Ruigrok is ook fractievoorzitter van de VVD in Amsterdam. Vorig jaar diende zij een (aangenomen) voorstel in, ‘Van ZZP’er naar ZMP’er’, dat meer zelfstandigen moet stimuleren om mensen aan te nemen.
“Zzp’ers zien beren op de weg bij het aannemen van mensen. Terwijl het goed zou zijn als een groter deel van die groep van 1 miljoen zzp’ers ook mensen zouden aannemen. Dat is goed voor de groei van banen, opdrachten en de huur en koop van bedrijfsruimte.”
Wat waren tot nu toe je grootste hoogte- en dieptepunten als ondernemer?
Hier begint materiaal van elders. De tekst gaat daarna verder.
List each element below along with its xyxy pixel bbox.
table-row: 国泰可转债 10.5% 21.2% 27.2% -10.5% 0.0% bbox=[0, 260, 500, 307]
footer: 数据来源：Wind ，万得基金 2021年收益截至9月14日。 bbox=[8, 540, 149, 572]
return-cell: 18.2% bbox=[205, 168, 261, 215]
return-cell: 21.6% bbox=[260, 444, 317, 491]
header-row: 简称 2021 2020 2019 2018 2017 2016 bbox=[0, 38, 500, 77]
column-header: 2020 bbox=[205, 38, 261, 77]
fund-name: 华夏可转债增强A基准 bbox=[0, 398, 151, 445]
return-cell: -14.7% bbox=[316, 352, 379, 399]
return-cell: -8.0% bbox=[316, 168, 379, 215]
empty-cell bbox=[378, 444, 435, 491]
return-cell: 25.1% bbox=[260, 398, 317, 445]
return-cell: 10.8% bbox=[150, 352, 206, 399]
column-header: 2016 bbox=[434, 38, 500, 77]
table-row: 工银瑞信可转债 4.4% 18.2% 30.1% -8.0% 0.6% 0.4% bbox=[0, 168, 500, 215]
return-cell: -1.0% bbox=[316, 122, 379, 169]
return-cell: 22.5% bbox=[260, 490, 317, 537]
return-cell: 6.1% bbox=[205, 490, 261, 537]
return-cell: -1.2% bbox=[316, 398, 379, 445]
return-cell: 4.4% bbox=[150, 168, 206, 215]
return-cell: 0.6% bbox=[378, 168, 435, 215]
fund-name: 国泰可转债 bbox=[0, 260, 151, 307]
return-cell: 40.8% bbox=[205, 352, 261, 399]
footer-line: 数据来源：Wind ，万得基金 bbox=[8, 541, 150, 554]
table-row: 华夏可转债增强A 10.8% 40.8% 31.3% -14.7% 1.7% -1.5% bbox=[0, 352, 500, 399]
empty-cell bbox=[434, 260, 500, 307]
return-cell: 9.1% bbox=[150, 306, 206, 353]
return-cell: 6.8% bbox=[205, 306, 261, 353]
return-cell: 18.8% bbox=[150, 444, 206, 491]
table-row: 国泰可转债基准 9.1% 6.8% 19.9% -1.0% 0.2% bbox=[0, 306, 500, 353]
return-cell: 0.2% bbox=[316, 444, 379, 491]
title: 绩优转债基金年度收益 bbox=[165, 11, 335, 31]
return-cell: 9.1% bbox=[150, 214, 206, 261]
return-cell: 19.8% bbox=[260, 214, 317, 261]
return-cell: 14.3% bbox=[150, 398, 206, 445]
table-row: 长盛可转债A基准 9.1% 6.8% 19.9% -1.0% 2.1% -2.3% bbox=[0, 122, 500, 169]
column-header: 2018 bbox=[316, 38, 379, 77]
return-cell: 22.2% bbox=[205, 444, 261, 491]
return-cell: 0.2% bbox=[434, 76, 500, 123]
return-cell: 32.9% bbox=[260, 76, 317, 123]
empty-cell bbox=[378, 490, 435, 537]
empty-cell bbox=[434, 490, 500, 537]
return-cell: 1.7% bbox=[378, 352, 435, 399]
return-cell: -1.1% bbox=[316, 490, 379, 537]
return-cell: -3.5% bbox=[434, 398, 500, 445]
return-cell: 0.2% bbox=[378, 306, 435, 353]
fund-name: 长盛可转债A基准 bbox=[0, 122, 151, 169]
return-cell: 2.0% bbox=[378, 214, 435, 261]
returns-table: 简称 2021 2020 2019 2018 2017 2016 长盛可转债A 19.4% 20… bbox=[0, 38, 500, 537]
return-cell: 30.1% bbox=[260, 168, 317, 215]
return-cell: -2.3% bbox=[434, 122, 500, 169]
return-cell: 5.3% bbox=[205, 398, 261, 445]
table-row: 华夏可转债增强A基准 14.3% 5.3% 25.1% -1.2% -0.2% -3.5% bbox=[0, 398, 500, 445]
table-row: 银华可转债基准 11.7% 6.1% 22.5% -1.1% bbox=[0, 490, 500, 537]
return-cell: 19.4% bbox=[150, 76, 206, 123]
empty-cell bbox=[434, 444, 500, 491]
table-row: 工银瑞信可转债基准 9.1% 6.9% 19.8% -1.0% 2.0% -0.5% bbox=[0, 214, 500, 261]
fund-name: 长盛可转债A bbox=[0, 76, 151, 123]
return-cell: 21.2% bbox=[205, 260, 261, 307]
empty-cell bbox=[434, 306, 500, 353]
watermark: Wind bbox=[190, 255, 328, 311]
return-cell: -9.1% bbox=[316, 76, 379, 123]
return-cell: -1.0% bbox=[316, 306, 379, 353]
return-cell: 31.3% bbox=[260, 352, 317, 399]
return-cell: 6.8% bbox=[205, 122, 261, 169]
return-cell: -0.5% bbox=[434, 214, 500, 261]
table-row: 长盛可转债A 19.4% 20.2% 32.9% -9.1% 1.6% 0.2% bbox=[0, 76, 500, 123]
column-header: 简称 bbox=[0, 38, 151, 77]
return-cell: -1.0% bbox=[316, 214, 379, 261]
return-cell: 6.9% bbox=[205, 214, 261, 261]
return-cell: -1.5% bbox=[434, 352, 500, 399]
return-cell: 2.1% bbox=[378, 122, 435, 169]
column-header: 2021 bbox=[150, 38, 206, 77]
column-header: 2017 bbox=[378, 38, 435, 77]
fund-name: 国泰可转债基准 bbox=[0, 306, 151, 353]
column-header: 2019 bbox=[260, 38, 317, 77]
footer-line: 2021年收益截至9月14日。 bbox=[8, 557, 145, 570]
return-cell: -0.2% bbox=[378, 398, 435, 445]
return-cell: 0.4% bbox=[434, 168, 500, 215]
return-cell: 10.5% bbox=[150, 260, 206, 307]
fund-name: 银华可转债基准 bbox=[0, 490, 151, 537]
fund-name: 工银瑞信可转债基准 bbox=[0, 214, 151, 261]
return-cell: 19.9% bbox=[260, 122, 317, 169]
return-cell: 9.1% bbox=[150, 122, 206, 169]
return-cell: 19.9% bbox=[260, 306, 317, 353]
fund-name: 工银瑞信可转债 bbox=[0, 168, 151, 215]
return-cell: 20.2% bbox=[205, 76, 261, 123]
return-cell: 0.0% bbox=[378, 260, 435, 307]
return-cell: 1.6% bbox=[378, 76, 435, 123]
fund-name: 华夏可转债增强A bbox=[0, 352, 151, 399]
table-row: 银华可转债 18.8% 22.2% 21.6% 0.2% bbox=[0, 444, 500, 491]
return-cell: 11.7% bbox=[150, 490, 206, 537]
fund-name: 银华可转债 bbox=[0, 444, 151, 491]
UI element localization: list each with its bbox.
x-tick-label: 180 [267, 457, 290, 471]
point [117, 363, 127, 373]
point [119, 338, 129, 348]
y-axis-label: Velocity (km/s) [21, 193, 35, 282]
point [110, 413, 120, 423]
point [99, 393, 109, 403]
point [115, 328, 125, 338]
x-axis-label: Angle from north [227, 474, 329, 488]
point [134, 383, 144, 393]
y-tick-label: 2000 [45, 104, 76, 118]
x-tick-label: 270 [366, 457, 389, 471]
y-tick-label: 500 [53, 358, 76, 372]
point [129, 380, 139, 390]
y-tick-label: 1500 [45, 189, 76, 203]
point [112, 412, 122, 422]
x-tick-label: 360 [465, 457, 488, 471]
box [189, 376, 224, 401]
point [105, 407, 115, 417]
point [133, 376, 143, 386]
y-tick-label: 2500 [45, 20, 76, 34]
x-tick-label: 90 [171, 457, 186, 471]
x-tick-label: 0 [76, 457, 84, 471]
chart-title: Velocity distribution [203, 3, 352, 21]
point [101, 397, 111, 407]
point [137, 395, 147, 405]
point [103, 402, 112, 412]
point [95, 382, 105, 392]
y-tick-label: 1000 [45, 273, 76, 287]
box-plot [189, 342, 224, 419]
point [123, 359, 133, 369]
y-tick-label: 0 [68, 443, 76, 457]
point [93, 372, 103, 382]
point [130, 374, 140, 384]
“Het bedrijf op eigen benen zien staan is een hoogtepunt. Van kindje naar volwassen twintiger. Daar ben ik ontzettend trots op. Echte dieptepunten hebben we niet gekend, vooral omdat we goed door de crisis zijn gekomen.”
What’s next?
“Ik ga me storten op mentorschap, zoals bij Rockstart en NLgroeit. Ik voer gesprekken om iets binnen de startup-wereld te gaan doen.”
“Bij Ruigrok heb ik mijn werkplek bewust opgeven. Ik zwerf nu een beetje door de stad, langs plekken zoals Rockstart en TQ. Ik zit daar aan tafel met allemaal verschillende bedrijfjes. De een maakt een office-app, de ander een draagbare gezondheidsmeter, een derde een dienst waarop je als toerist met een gezin spullen kan lenen en weer een ander verrijkt grond in Zambia.”
‘En iedereen die mij een beetje kent, weet dat ik het niet kan laten me te blijven bemoeien met mijn bedrijf. Ik zal altijd mijn netwerk inzetten voor nieuwe contacten en mogelijke kansen’.”